Whimsical Wednesday’s: The Journey to becoming Hugz the clown and beyond part 7; Can you make a living as a clown?

Whimsical Wednesday’s: The Journey to becoming Hugz the clown and beyond part 7; Can you make a living as a clown?

It has been an interesting, journey for me back into time, as I write my memoirs of clowning. I have heard from family and friends that they look forward to the next installment of my journey. I have also gotten requests for certain stories that I have shared through the years. Most recently my sister and my dad mentioned that I had not told the story of where they were when they saw me on the front page os USA Today. I laughed and said that is your story not mine.

I have now graduated from Clown College. I have my bachelors degree in FUN arts and I am jobless. My family being the wonderful people they are asked if I want to go back to college and get another degree( read a degree you might be able to use). I say school will always be there, but if I do not try to make it as a clown now, I will never have the courage again. This worried my dad a bit as he asked “but can you make a living being a clown?” I did not know, but why let something like that stop you.
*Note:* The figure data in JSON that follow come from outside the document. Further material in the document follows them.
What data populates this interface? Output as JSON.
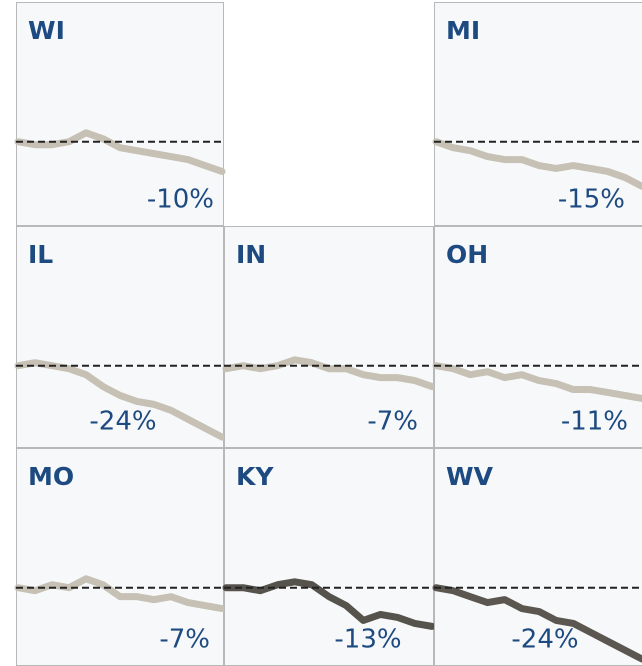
{
  "chart_data": [
    {
      "type": "line",
      "title": "WI",
      "values": [
        0,
        -1,
        -1,
        0,
        3,
        1,
        -2,
        -3,
        -4,
        -5,
        -6,
        -8,
        -10
      ],
      "end_label": "-10%",
      "color": "#c6c1b4",
      "ylim": [
        -27,
        47
      ],
      "baseline": 0
    },
    {
      "type": "line",
      "title": "MI",
      "values": [
        0,
        -2,
        -3,
        -5,
        -6,
        -6,
        -8,
        -9,
        -8,
        -9,
        -10,
        -12,
        -15
      ],
      "end_label": "-15%",
      "color": "#c6c1b4",
      "ylim": [
        -27,
        47
      ],
      "baseline": 0
    },
    {
      "type": "line",
      "title": "IL",
      "values": [
        0,
        1,
        0,
        -1,
        -3,
        -7,
        -10,
        -12,
        -13,
        -15,
        -18,
        -21,
        -24
      ],
      "end_label": "-24%",
      "color": "#c6c1b4",
      "ylim": [
        -27,
        47
      ],
      "baseline": 0
    },
    {
      "type": "line",
      "title": "IN",
      "values": [
        -1,
        0,
        -1,
        0,
        2,
        1,
        -1,
        -1,
        -3,
        -4,
        -4,
        -5,
        -7
      ],
      "end_label": "-7%",
      "color": "#c6c1b4",
      "ylim": [
        -27,
        47
      ],
      "baseline": 0
    },
    {
      "type": "line",
      "title": "OH",
      "values": [
        0,
        -1,
        -3,
        -2,
        -4,
        -3,
        -5,
        -6,
        -8,
        -8,
        -9,
        -10,
        -11
      ],
      "end_label": "-11%",
      "color": "#c6c1b4",
      "ylim": [
        -27,
        47
      ],
      "baseline": 0
    },
    {
      "type": "line",
      "title": "MO",
      "values": [
        0,
        -1,
        1,
        0,
        3,
        1,
        -3,
        -3,
        -4,
        -3,
        -5,
        -6,
        -7
      ],
      "end_label": "-7%",
      "color": "#c6c1b4",
      "ylim": [
        -27,
        47
      ],
      "baseline": 0
    },
    {
      "type": "line",
      "title": "KY",
      "values": [
        0,
        0,
        -1,
        1,
        2,
        1,
        -3,
        -6,
        -11,
        -9,
        -10,
        -12,
        -13
      ],
      "end_label": "-13%",
      "color": "#55534b",
      "ylim": [
        -27,
        47
      ],
      "baseline": 0
    },
    {
      "type": "line",
      "title": "WV",
      "values": [
        0,
        -1,
        -3,
        -5,
        -4,
        -7,
        -8,
        -11,
        -12,
        -15,
        -18,
        -21,
        -24
      ],
      "end_label": "-24%",
      "color": "#5b5750",
      "ylim": [
        -27,
        47
      ],
      "baseline": 0
    }
  ]
}
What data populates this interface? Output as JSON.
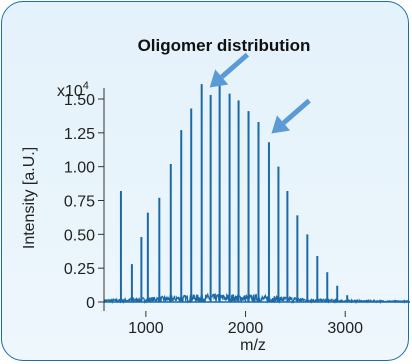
{
  "chart_data": {
    "type": "bar",
    "title": "Oligomer distribution",
    "xlabel": "m/z",
    "ylabel": "Intensity [a.U.]",
    "y_multiplier": "x10",
    "y_multiplier_exp": "4",
    "xlim": [
      580,
      3650
    ],
    "ylim": [
      0,
      1.75
    ],
    "x_ticks": [
      1000,
      2000,
      3000
    ],
    "x_tick_labels": [
      "1000",
      "2000",
      "3000"
    ],
    "y_ticks": [
      0,
      0.25,
      0.5,
      0.75,
      1.0,
      1.25,
      1.5
    ],
    "y_tick_labels": [
      "0",
      "0.25",
      "0.50",
      "0.75",
      "1.00",
      "1.25",
      "1.50"
    ],
    "grid": false,
    "peaks": {
      "x": [
        750,
        860,
        955,
        1020,
        1135,
        1250,
        1355,
        1455,
        1560,
        1650,
        1740,
        1840,
        1930,
        2030,
        2130,
        2235,
        2330,
        2420,
        2520,
        2620,
        2720,
        2820,
        2920,
        3020
      ],
      "y": [
        0.82,
        0.28,
        0.48,
        0.66,
        0.77,
        1.02,
        1.27,
        1.43,
        1.61,
        1.53,
        1.62,
        1.54,
        1.49,
        1.41,
        1.33,
        1.18,
        1.0,
        0.82,
        0.64,
        0.5,
        0.34,
        0.22,
        0.12,
        0.05
      ]
    },
    "baseline_noise_level": 0.06,
    "annotations": [
      {
        "type": "arrow",
        "x": 1620,
        "y": 1.6
      },
      {
        "type": "arrow",
        "x": 2240,
        "y": 1.26
      }
    ],
    "colors": {
      "series": "#1b6aa6",
      "arrow": "#5b9bd5",
      "border": "#1a6fa8"
    }
  }
}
It was a bit like a very old Saturday Night Live Skit. Gilda was having a conversation with her “parents” about what she wanted to do with her life. She was very nervous to tell them but they were very reassuring of their love, there was nothing she could tell them that would make them love her less and on and on. Finally she blurts out that she wants to be a MIME. Her mother without hesitation says “You ungrateful little bitch, a MIME? You want to be a MIME?” And then it goes off from there, with her parents miming to build a house around her, and throwing money at her. It is still one of the funniest skits I have ever seen and the line “You ungrateful little bitch” still puts me in stitches.
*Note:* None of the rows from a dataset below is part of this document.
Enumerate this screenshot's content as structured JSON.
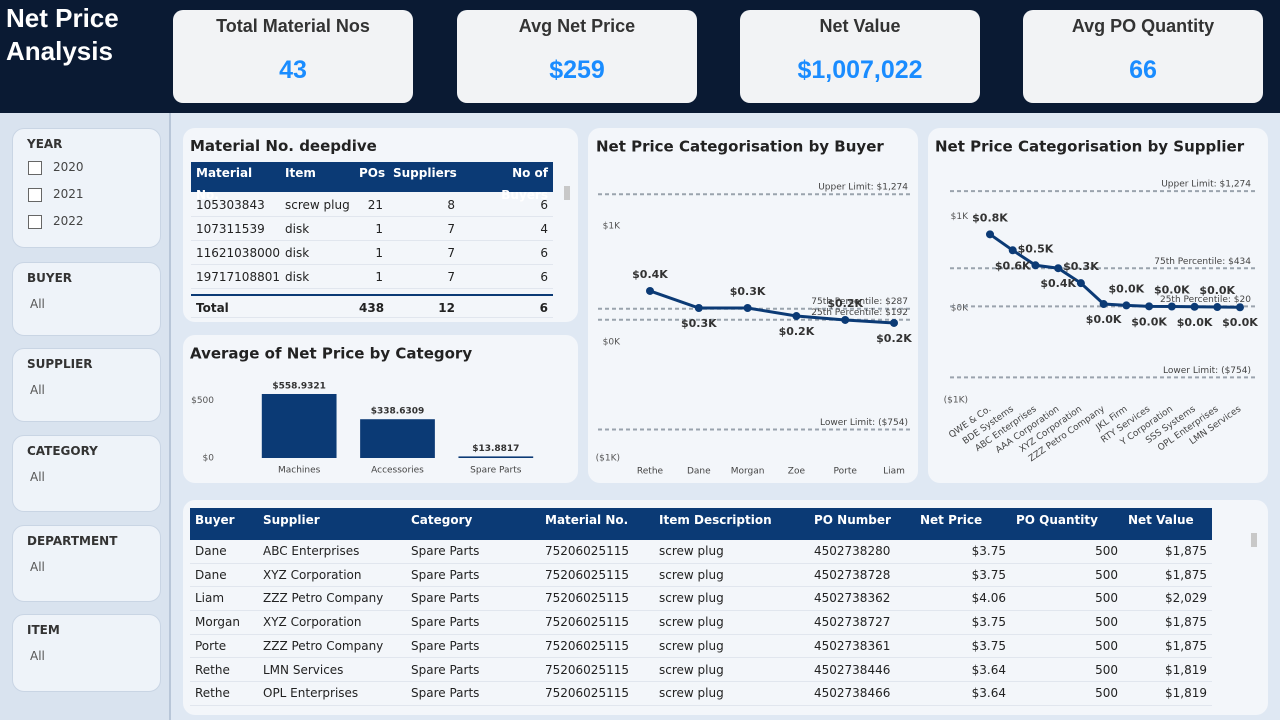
{
  "header": {
    "title": "Net Price Analysis"
  },
  "kpis": [
    {
      "label": "Total Material Nos",
      "value": "43"
    },
    {
      "label": "Avg Net Price",
      "value": "$259"
    },
    {
      "label": "Net Value",
      "value": "$1,007,022"
    },
    {
      "label": "Avg PO Quantity",
      "value": "66"
    }
  ],
  "filters": [
    {
      "label": "YEAR",
      "options": [
        "2020",
        "2021",
        "2022"
      ]
    },
    {
      "label": "BUYER",
      "value": "All"
    },
    {
      "label": "SUPPLIER",
      "value": "All"
    },
    {
      "label": "CATEGORY",
      "value": "All"
    },
    {
      "label": "DEPARTMENT",
      "value": "All"
    },
    {
      "label": "ITEM",
      "value": "All"
    }
  ],
  "deepdive": {
    "title": "Material No. deepdive",
    "columns": [
      "Material No.",
      "Item",
      "POs",
      "Suppliers",
      "No of Buyers"
    ],
    "rows": [
      [
        "105303843",
        "screw plug",
        "21",
        "8",
        "6"
      ],
      [
        "107311539",
        "disk",
        "1",
        "7",
        "4"
      ],
      [
        "11621038000",
        "disk",
        "1",
        "7",
        "6"
      ],
      [
        "19717108801",
        "disk",
        "1",
        "7",
        "6"
      ]
    ],
    "total": {
      "label": "Total",
      "values": [
        "438",
        "12",
        "6"
      ]
    }
  },
  "chart_data": [
    {
      "type": "bar",
      "title": "Average of Net Price by Category",
      "categories": [
        "Machines",
        "Accessories",
        "Spare Parts"
      ],
      "values": [
        558.9321,
        338.6309,
        13.8817
      ],
      "value_labels": [
        "$558.9321",
        "$338.6309",
        "$13.8817"
      ],
      "color": "#0b3a75",
      "ylim": [
        0,
        620
      ],
      "yticks": [
        {
          "value": 0,
          "label": "$0"
        },
        {
          "value": 500,
          "label": "$500"
        }
      ]
    },
    {
      "type": "line",
      "title": "Net Price Categorisation by Buyer",
      "categories": [
        "Rethe",
        "Dane",
        "Morgan",
        "Zoe",
        "Porte",
        "Liam"
      ],
      "values": [
        440,
        293,
        293,
        224,
        190,
        164
      ],
      "value_labels": [
        "$0.4K",
        "$0.3K",
        "$0.3K",
        "$0.2K",
        "$0.2K",
        "$0.2K"
      ],
      "color": "#0b3a75",
      "ylim": [
        -1000,
        1500
      ],
      "yticks": [
        {
          "value": -1000,
          "label": "($1K)"
        },
        {
          "value": 0,
          "label": "$0K"
        },
        {
          "value": 1000,
          "label": "$1K"
        }
      ],
      "reference_lines": [
        {
          "label": "Upper Limit: $1,274",
          "value": 1274
        },
        {
          "label": "75th Percentile: $287",
          "value": 287
        },
        {
          "label": "25th Percentile: $192",
          "value": 192
        },
        {
          "label": "Lower Limit: ($754)",
          "value": -754
        }
      ]
    },
    {
      "type": "line",
      "title": "Net Price Categorisation by Supplier",
      "categories": [
        "QWE & Co.",
        "BDE Systems",
        "ABC Enterprises",
        "AAA Corporation",
        "XYZ Corporation",
        "ZZZ Petro Company",
        "JKL Firm",
        "RTY Services",
        "Y Corporation",
        "SSS Systems",
        "OPL Enterprises",
        "LMN Services"
      ],
      "values": [
        804,
        630,
        467,
        435,
        272,
        45,
        30,
        20,
        18,
        15,
        12,
        10
      ],
      "value_labels": [
        "$0.8K",
        "$0.6K",
        "$0.5K",
        "$0.4K",
        "$0.3K",
        "$0.0K",
        "$0.0K",
        "$0.0K",
        "$0.0K",
        "$0.0K",
        "$0.0K",
        "$0.0K"
      ],
      "color": "#0b3a75",
      "ylim": [
        -1000,
        1450
      ],
      "yticks": [
        {
          "value": -1000,
          "label": "($1K)"
        },
        {
          "value": 0,
          "label": "$0K"
        },
        {
          "value": 1000,
          "label": "$1K"
        }
      ],
      "reference_lines": [
        {
          "label": "Upper Limit: $1,274",
          "value": 1274
        },
        {
          "label": "75th Percentile: $434",
          "value": 434
        },
        {
          "label": "25th Percentile: $20",
          "value": 20
        },
        {
          "label": "Lower Limit: ($754)",
          "value": -754
        }
      ]
    }
  ],
  "details": {
    "columns": [
      "Buyer",
      "Supplier",
      "Category",
      "Material No.",
      "Item Description",
      "PO Number",
      "Net Price",
      "PO Quantity",
      "Net Value"
    ],
    "rows": [
      [
        "Dane",
        "ABC Enterprises",
        "Spare Parts",
        "75206025115",
        "screw plug",
        "4502738280",
        "$3.75",
        "500",
        "$1,875"
      ],
      [
        "Dane",
        "XYZ Corporation",
        "Spare Parts",
        "75206025115",
        "screw plug",
        "4502738728",
        "$3.75",
        "500",
        "$1,875"
      ],
      [
        "Liam",
        "ZZZ Petro Company",
        "Spare Parts",
        "75206025115",
        "screw plug",
        "4502738362",
        "$4.06",
        "500",
        "$2,029"
      ],
      [
        "Morgan",
        "XYZ Corporation",
        "Spare Parts",
        "75206025115",
        "screw plug",
        "4502738727",
        "$3.75",
        "500",
        "$1,875"
      ],
      [
        "Porte",
        "ZZZ Petro Company",
        "Spare Parts",
        "75206025115",
        "screw plug",
        "4502738361",
        "$3.75",
        "500",
        "$1,875"
      ],
      [
        "Rethe",
        "LMN Services",
        "Spare Parts",
        "75206025115",
        "screw plug",
        "4502738446",
        "$3.64",
        "500",
        "$1,819"
      ],
      [
        "Rethe",
        "OPL Enterprises",
        "Spare Parts",
        "75206025115",
        "screw plug",
        "4502738466",
        "$3.64",
        "500",
        "$1,819"
      ]
    ]
  }
}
I had a couple of friends from clown college that lived in the Chicago area, where I would now be living (very gratefully) with my parents. They were very helpful and I got an agent, a brochure, a job as a waitress and put both of my best clown feet forward. It is a bit like being an actor or other performing arts in that you must promote yourself, be willing to drive long distances dressed as a clown and listen to people tell you to “quit clowning around” over and over.
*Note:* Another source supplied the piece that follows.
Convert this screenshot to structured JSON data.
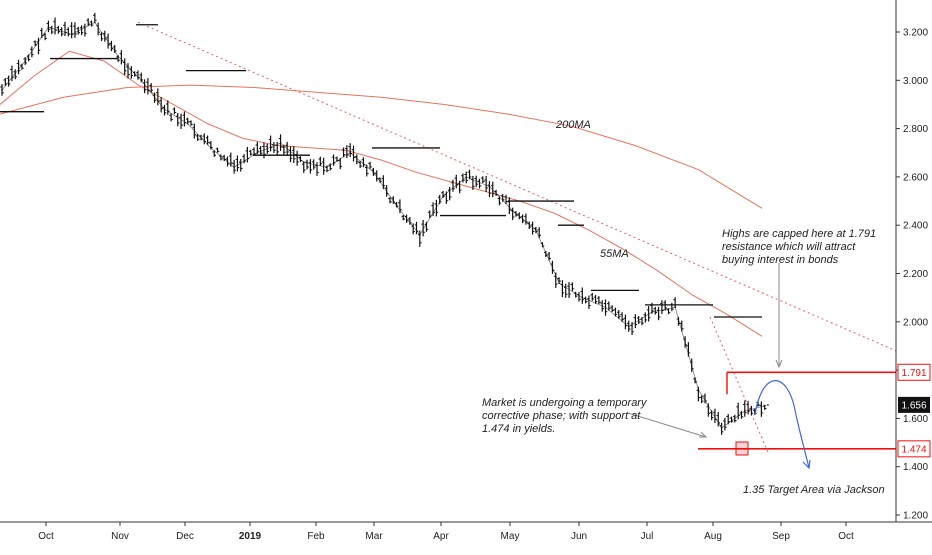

I did mall grand openings, parades, company picnics, singing telegrams and a whole lot in between. I tried to do birthday parties but all my humor and tricks were not designed for the 4-6 year old and I found I did not have the patience to deal with them. I learned about running a business, accommodations to ask for and how to handle just about any kind of human to clown interaction you can imagine.

In the early years of Hugz, the learning curve was steep and the income a work in progress. My parents were very kind, supportive and worried. It was a time of trial and error and discovering what I could actually do with this wonderful training I had received. I never gave up and though I moved, got engaged, got un-engaged(another blog, another time) moved a few more times, held many different jobs, got married, had a child, I never stopped clowning in some way or another. Then Scott needed to go back to school to finish his Masters of Divinity and I needed to bring in the money, but still take care of our very active one year old. It had now been eight years since graduation and It was now, out of necessity that Hugz became a financially viable, full-time clown.